Buenos Aires To Paris, Don't Blame Covid For Killing Culture
Swedish-born, Paris-based writer Carl-Johan Karlsson has been seeing “dead museums” since the pandemic arrived... and even earlier.

-Essay-
PARIS — In the early days of last spring's strict confinement, I went for a walk with a friend soon after dawn. Keeping six feet apart, we spoke through our face masks and each of us carried a signed French government "permission to exercise" form in our front pocket. It was March, but that early Parisian morning was a little telegram from summer. We reached Pont au Change just as the first crackling light poured over the mansard roofs and set the placid river glistening. The air was calm and quiet except for the sounds of birds singing — and after a moment of silent reflection staring out from the bridge, my friend and I agreed: Paris had never looked worse.
The scene of a deserted, majestic city would of course have made quite the postcard, but all I could think of was William Burroughs' phrase "dead museum." And so it was recently that I thought of that phrase again when reading about two other cities that I once too called home; New York, where the Metropolitan Opera announced that the pandemic had forced it to cancel its entire 2020-21 season; and Buenos Aires, where the city's 200 "milongas' or, tango dance halls, will remain shut indefinitely after closing back in March.
Tango moves during an online class at an apartment in Buenos Aires — Photo: Martin Zabala/Xinhua/ZUMA
Before I go on, I should pause to say that I understand the risk of talking about tango when people are still dying in hospitals around the world. I should also note that, even though I live in Paris, I'm no particular high-culture maven. I've never been to the Met and I've never tangoed. I got close, back when I lived in Buenos Aires, showing up at milongas to soak up the atmosphere and watch the little tornados of people swirl and marvel at how they (with eyes closed!) managed to never collide. I never dared, having realized early that the Swedish male frame doesn't lend itself to dancing — our asses are too flat. Still, being there as locals tangoed like they had for generations was, without knowing it at the time, why I'd made the Argentine capital my temporary home.
Cities are nothing if not a compacted bale of all of the things that are now a threat to our health: dancing cheek-to-cheek, opera singers belting out arias, sweating shoulder-shoulder on the subway, shooting the shit in crowded bars, filing into a movie theater, sharing a cigarette … a handshake. And as we still don't know whether we're at the end of something terrible or at the beginning of something that won't end, it begs the question: What if some of our physical culture won't be coming back?

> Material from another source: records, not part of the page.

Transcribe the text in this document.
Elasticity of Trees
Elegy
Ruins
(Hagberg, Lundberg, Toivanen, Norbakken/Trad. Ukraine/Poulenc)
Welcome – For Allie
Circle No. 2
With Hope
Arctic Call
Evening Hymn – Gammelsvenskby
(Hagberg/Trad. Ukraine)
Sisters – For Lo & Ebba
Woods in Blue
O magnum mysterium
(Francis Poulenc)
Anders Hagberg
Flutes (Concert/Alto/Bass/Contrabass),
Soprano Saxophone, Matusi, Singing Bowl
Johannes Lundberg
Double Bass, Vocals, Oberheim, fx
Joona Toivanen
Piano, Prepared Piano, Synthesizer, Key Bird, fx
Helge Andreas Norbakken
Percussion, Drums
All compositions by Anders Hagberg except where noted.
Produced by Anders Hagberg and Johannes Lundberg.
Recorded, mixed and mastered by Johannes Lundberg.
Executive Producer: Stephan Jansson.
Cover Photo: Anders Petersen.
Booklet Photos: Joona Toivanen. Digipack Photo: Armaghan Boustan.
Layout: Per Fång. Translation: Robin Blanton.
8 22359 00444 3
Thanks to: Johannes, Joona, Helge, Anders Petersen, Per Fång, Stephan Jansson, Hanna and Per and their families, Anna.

Beyond Burroughs, there is of course a whole slew of 20th-century dystopian writers who imagined what a spiritually dead culture might look like — some with an almost spooky prescience (George Orwell's 1984 hit bestseller lists again in 2017). Still, a very different perspective comes from my photographer fiancee who is convinced that the pandemic is a chance to confront a culture that has long been in crisis: "Maybe what we're going through now can remind us of what's been lost."
Culture will always need our collective expression.
That view requires a sunnier disposition than mine, but I understood what she was getting at. Visiting art galleries, I often get the sense of reading a newspaper; it tells you what's going on; or even social media (what's trending...), but it rarely invokes any of the feelings — love, fear, hope, rage — that it typically claims to depict. It lacks what Aristotle called "anagnorisis," that feeling of catching up with a truth that was already there.
I couldn't tell you what allowed artists of the past to compose, write or paint the stuff we still revisit in awe, only that I can't find it today. I also know that no matter how many it takes to tango, culture will always need our collective expression … even if some just sit on our asses and watch.